—En cuanto pueda, Padre: no puedo ni debo estar más aquí.
—Haces bien: algunos compañeros míos piensan marcharse también a levantar por ahí el espíritu de los pueblos. Yo no saldré de Madrid, porque mi naturaleza es tan delicada y flatulenta, que no resiste los trabajos, hambres y estrecheces de una misión. A la casa de Madrid me atengo: ni quito ni pongo rey, y aunque dicen que el hermano de Copas nos quiere quitar, todo es filfa, hijito mío. Yo sé que andan por Madrid emisarios del Emperador, que nos hacen la mamola a cencerros tapados para que le rindamos pleito homenaje y transijamos con él, requisito indispensable para tratarnos a maravilla, por lo cual opino que tan bien se sirve con Pedro como con Juan, y adelante con los faroles, porque si tienes hogazas no pidas tortas, y si te dan la vaquilla acude con la soguilla, que como dijo el otro, mano que da mendrugo, buena es aunque sea de turco.
Tan sumergido estaba yo en mis pensamientos, que no contesté a mi amigo, si bien mi silencio no fue parte a que dejara de seguir hablando por todo el trayecto, durante el cual no nos ocurrió desgracia alguna, ni tuvimos ningún mal encuentro.
—Ya estamos en casa —me dijo cuando entramos—. Sube y probarás de unas estaquitas de la olla de ayer que el refistolero me ha guardado para hoy, poniéndolas con arroz; y te advierto que en todo lo que sea de arroz soy una especialidad, y a mí se me debe la introducción de las almejas y de la canela en la paella valenciana.

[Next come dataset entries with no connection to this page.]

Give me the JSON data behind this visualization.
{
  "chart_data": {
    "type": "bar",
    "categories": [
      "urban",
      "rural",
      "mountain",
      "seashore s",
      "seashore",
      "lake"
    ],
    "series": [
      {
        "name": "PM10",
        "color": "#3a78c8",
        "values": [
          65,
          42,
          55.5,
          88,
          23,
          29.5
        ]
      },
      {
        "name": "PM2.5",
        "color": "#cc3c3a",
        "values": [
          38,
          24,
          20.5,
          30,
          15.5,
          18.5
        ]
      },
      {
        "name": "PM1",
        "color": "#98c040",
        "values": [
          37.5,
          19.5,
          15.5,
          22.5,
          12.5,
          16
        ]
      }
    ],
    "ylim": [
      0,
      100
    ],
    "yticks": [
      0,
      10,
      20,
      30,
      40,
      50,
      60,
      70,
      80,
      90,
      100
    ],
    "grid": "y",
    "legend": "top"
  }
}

Entramos en su celda, donde me dejó, volviendo al poco rato con un cazuelillo debajo del manteo; y con esto y una botella que sacara de la alacena, juntamente con una cesta llena de pedazos de pan, higos, aceitunas, nueces, embutidos, queso, dátiles y otras viandas, aderezó un almuerzo que me vino de perillas.
—Esta misma celda en que estás, y que es la mía —me dijo mientras comíamos—, fue ocupada hace más de doscientos años, allá en los de 1620, por aquel insigne mercenario Fr. Gabriel Téllez, a quien generalmente se conoce por el maestro Tirso de Molina. Es fama que en este sitio, y quizás en esta misma mesa, escribió su célebre Crónica de la Orden, porque comedias se cree que no hizo ninguna después de meterse a fraile.
—¿No le ha dado a Vuestra Paternidad por hacer comedias? —le pregunté.
—Hombre, algunas he hecho, y ahí están pudriéndose en aquella alacena. Mas no he intentado que se representen, porque el Prior nos lo prohíbe, aunque son todas devotas. Una hice que no me parece mala, y se titula El Santo Niño de la Guardia. No deja de tener su sal otra que compuse con el rótulo de La tutora de la iglesia y doctora de la ley, toda en sonetos arreo, entreverados con lo que se llaman séptimas reales; y me daba tanto el naipe por estas obrillas, que enjaretaba dos en una semana, y si no me lo prohibieran, le hubiera echado la zancadilla a Bustamante, que escribió trescientas veintinueve comedias de santos.
—¿Y en qué se ocupa ahora Vuestra Paternidad?
—¿En qué me he de ocupar, muchacho, sino en hacer jaulas de grillos? ¿No sabes que soy el primer jaulista de Madrid? Pues a fe que me dan poco trabajo las tales obras. Mira cuántas hay allí. Aquella que tiene tres pisos, con dos hermosísimas torres y su reloj figurado en el centro, es para las monjas de Constantinopla, y aquella otra redonda que está por concluir, para las Carmelitas Descalzas, que ha un mes me tienen loco con la dichosa obra.